Jains say 'Santhara' should not be equated to suicide
Amar Chand, 76, died on Monday after observing "santhara", a centuries-old Jain practice where a person starves to prepare spiritually for their death.
Campaigners want the practice banned, saying it is similar to suicide.
Last week a Jain woman, 60-year-old Vimla Devi, died in the state capital, Jaipur, after fasting for 14 days.
Mr Chand's family members in the city of Ajmer said he had been ill for some time and decided to fast last Friday.
"He attained salvation by observing santhara," Mr Chand's daughter-in-law, Suman, said.
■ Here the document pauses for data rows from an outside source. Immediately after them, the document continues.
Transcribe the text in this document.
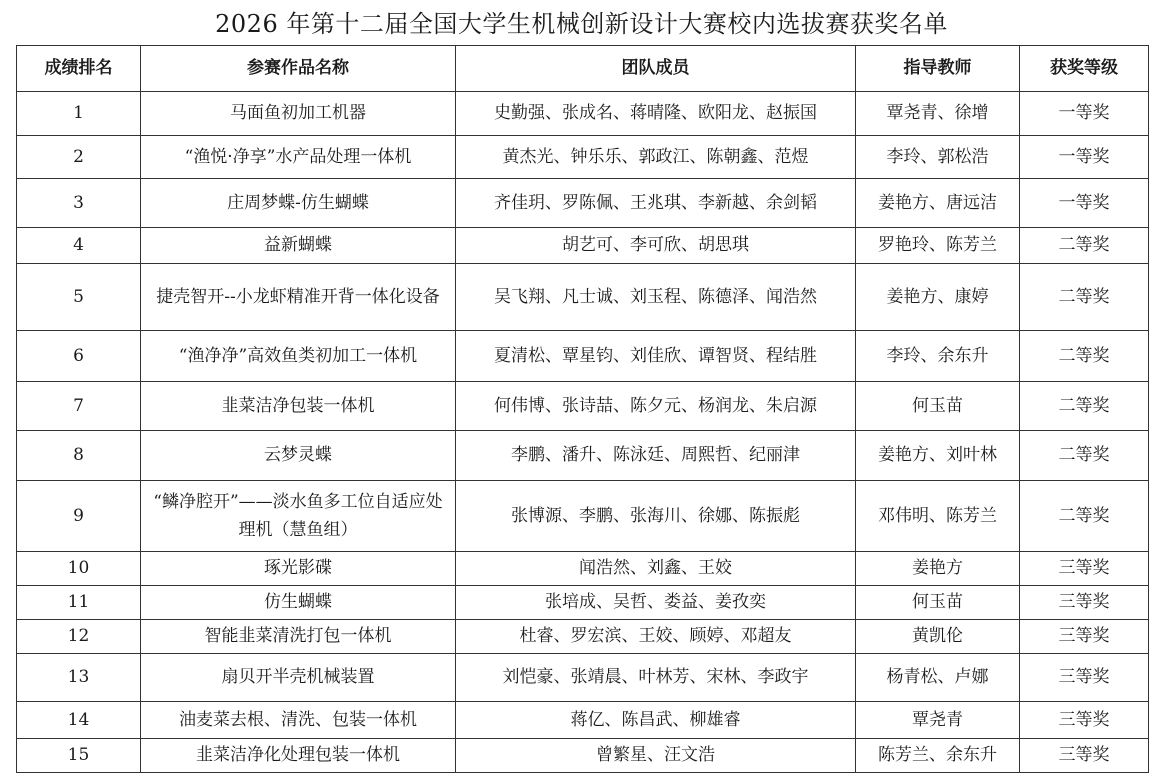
2026 年第十二届全国大学生机械创新设计大赛校内选拔赛获奖名单
成绩排名	参赛作品名称	团队成员	指导教师	获奖等级
1	马面鱼初加工机器	史勤强、张成名、蒋晴隆、欧阳龙、赵振国	覃尧青、徐增	一等奖
2	“渔悦·净享”水产品处理一体机	黄杰光、钟乐乐、郭政江、陈朝鑫、范煜	李玲、郭松浩	一等奖
3	庄周梦蝶-仿生蝴蝶	齐佳玥、罗陈佩、王兆琪、李新越、余剑韬	姜艳方、唐远洁	一等奖
4	益新蝴蝶	胡艺可、李可欣、胡思琪	罗艳玲、陈芳兰	二等奖
5	捷壳智开--小龙虾精准开背一体化设备	吴飞翔、凡士诚、刘玉程、陈德泽、闻浩然	姜艳方、康婷	二等奖
6	“渔净净”高效鱼类初加工一体机	夏清松、覃星钧、刘佳欣、谭智贤、程结胜	李玲、余东升	二等奖
7	韭菜洁净包装一体机	何伟博、张诗喆、陈夕元、杨润龙、朱启源	何玉苗	二等奖
8	云梦灵蝶	李鹏、潘升、陈泳廷、周熙哲、纪丽津	姜艳方、刘叶林	二等奖
9	“鳞净腔开”——淡水鱼多工位自适应处理机（慧鱼组）	张博源、李鹏、张海川、徐娜、陈振彪	邓伟明、陈芳兰	二等奖
10	琢光影碟	闻浩然、刘鑫、王姣	姜艳方	三等奖
11	仿生蝴蝶	张培成、吴哲、娄益、姜孜奕	何玉苗	三等奖
12	智能韭菜清洗打包一体机	杜睿、罗宏滨、王姣、顾婷、邓超友	黄凯伦	三等奖
13	扇贝开半壳机械装置	刘恺豪、张靖晨、叶林芳、宋林、李政宇	杨青松、卢娜	三等奖
14	油麦菜去根、清洗、包装一体机	蒋亿、陈昌武、柳雄睿	覃尧青	三等奖
15	韭菜洁净化处理包装一体机	曾繁星、汪文浩	陈芳兰、余东升	三等奖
Two more women in the state - Kela Devi and Dhanni Devi - are observing the practice and have given up eating.
Jain Samta Vahini, an organisation representing the Jain community, has claimed that every year, around 100 people observe "santhara" to attain salvation.
"It is normal among Jains and we regard it with utmost respect," the group's General Secretary, Sohan Mehta said.
"It is very unfortunate that a section of the society is questioning santhara and equating it with suicide or sati," he said.
Sati is the ancient Hindu practice in which women die on their husband's funeral pyre.
Mr Mehta said Jains would stage a sit-in at Jodhpur on 4 October against the questioning of this practice.
A writ petition challenging the practice of "santhara" is currently before Rajasthan High Court.
The court has fixed 5 October for the hearing.
''We will present our view about santhara because the practice is like suicide," said Madhva Mitra, the petitioner's lawyer.
The petitioner has also referred the matter to Jaipur police, who say they are "collecting literature" about the practice.
Jains make up about 1.28% of Rajasthan's population.